Dalam SE tersebut pemerintah pusat melalui Kemendikdasmen memberikan lampu hijau bagi daerah untuk memanfaatkan dana Bantuan Operasional Satuan Pendidikan (BOSP) untuk menambah besaran gaji guru PPPK Paruh Waktu.
Kepala Bidang Guru Tenaga Kependidikan dan Tenaga Keolahragaan (GTKTK) Dikpora Muazzam mengatakan, pihaknya tengah menyiapkan proses skema relaksasi melalui anggaran BOSP tersebut.
“Ini kita sedang memproses relaksasi. Ada edaran kementerian tentang relaksasi dana BOS. Sehingga nanti ke depannya bisa jadi membolehkan kembali untuk dibayarkan kekurangannya (gaji guru PPPK) menggunakan dana BOS,” ujarnya, Senin (20/4) kepada Suara NTB.
Dikpora NTB telah membuat surat edaran lanjutan kepada sekolah untuk menyiapkan sejumlah persyaratan berupa data sekolah. Seperti, NISN, nama sekolah, alokasi dana BOS yang diperoleh, dan persentase penggunaan dana BOS selama ini.
Setelah data tersebut terkumpul, langkah selanjutnya adalah penginputan ke sistem yang telah disediakan.
“Kami sudah mengedarkan suratnya (SE), dan sekolah juga sudah menginput data,” tutur Muazzam.
Setelah penginputan rampung, Dikpora NTB akan membuat surat ke Gubernur untuk dianalisis kembali sekaligus meminta persetujuan untuk permohonan relaksasi ke Kemendikdasmen.
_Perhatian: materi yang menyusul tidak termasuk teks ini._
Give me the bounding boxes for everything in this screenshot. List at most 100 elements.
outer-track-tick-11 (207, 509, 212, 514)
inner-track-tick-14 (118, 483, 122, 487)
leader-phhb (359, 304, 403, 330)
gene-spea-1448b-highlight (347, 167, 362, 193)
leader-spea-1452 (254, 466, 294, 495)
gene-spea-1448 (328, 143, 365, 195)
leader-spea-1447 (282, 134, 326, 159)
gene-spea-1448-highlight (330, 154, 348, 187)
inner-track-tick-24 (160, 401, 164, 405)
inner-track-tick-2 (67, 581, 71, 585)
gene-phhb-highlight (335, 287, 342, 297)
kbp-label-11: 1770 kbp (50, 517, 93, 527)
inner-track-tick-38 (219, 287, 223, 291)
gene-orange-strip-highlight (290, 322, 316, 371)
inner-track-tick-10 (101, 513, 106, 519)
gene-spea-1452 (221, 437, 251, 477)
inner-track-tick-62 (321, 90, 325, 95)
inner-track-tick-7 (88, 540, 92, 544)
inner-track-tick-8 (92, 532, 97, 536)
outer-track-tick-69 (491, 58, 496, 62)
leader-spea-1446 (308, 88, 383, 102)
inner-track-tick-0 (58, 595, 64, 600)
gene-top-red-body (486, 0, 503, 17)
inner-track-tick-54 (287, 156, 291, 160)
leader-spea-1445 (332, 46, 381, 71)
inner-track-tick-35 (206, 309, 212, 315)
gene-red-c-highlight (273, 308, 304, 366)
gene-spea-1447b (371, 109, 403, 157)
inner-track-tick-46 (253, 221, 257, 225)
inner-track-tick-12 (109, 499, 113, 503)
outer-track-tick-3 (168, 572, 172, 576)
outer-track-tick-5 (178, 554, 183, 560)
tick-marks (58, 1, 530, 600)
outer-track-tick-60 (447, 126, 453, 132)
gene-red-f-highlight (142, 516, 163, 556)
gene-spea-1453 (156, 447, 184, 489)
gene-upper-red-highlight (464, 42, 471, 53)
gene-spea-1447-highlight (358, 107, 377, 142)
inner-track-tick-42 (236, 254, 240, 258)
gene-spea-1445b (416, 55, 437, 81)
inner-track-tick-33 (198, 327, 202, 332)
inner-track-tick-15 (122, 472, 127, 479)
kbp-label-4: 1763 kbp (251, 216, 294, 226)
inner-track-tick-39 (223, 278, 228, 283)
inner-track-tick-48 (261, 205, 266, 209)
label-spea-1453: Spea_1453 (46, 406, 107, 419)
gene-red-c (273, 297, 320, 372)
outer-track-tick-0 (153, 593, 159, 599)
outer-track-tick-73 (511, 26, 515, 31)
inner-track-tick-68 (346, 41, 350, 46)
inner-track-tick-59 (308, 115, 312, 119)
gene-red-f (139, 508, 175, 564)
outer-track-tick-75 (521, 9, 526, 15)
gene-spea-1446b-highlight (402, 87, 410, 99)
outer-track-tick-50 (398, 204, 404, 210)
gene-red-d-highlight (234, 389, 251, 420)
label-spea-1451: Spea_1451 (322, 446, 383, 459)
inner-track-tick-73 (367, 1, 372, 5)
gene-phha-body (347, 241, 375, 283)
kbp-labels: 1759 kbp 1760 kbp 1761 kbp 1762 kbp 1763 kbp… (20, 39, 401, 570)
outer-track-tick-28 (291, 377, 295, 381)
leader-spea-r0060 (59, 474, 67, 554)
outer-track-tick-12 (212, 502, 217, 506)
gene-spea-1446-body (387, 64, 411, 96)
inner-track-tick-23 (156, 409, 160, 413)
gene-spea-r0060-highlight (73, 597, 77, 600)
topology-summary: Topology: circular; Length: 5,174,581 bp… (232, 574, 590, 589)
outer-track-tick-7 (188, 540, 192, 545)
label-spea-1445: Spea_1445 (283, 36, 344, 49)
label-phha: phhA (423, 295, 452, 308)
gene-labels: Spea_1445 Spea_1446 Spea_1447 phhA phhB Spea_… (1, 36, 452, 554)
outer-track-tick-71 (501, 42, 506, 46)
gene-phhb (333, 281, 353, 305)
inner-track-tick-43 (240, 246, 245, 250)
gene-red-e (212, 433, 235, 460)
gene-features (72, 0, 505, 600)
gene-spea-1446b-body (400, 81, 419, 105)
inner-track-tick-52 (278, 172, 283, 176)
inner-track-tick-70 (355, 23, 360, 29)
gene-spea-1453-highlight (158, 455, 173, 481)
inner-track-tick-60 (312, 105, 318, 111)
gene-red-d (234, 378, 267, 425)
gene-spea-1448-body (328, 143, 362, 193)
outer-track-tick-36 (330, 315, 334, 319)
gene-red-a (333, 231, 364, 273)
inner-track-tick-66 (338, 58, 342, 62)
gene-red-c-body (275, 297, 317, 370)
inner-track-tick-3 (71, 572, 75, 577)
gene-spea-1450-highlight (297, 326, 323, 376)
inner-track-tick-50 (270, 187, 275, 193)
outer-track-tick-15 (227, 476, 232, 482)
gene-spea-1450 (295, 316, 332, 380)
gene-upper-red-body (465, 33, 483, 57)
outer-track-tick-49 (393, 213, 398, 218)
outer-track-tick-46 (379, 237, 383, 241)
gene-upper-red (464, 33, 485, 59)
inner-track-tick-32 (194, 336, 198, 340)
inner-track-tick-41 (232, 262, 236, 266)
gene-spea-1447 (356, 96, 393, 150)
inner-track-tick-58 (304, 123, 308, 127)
Adapun tambahan kisaran gaji yang akan diterima guru PPPK Paruh Waktu melalui skema BOSP ini belum bisa dipastikan. Muazzam menyebut, penetapan jumlah tambahan gaji nanti disesuaikan dengan kemampuan sekolah serta mengacu pada Juknis dan Juklak penggunaan dana BOSP.
“Disesuaikan dengan kemampuan sekolah. Karena yang akan membayar kan sekolah dari persentase yang ada,” kata Plt. Kabid SMA itu.
Muazzam meminta para guru bersabar dengan kondisi saat ini. Ia memastikan, Dikpora NTB terus berupaya untuk memperjuangkan hak guru dengan maksimal.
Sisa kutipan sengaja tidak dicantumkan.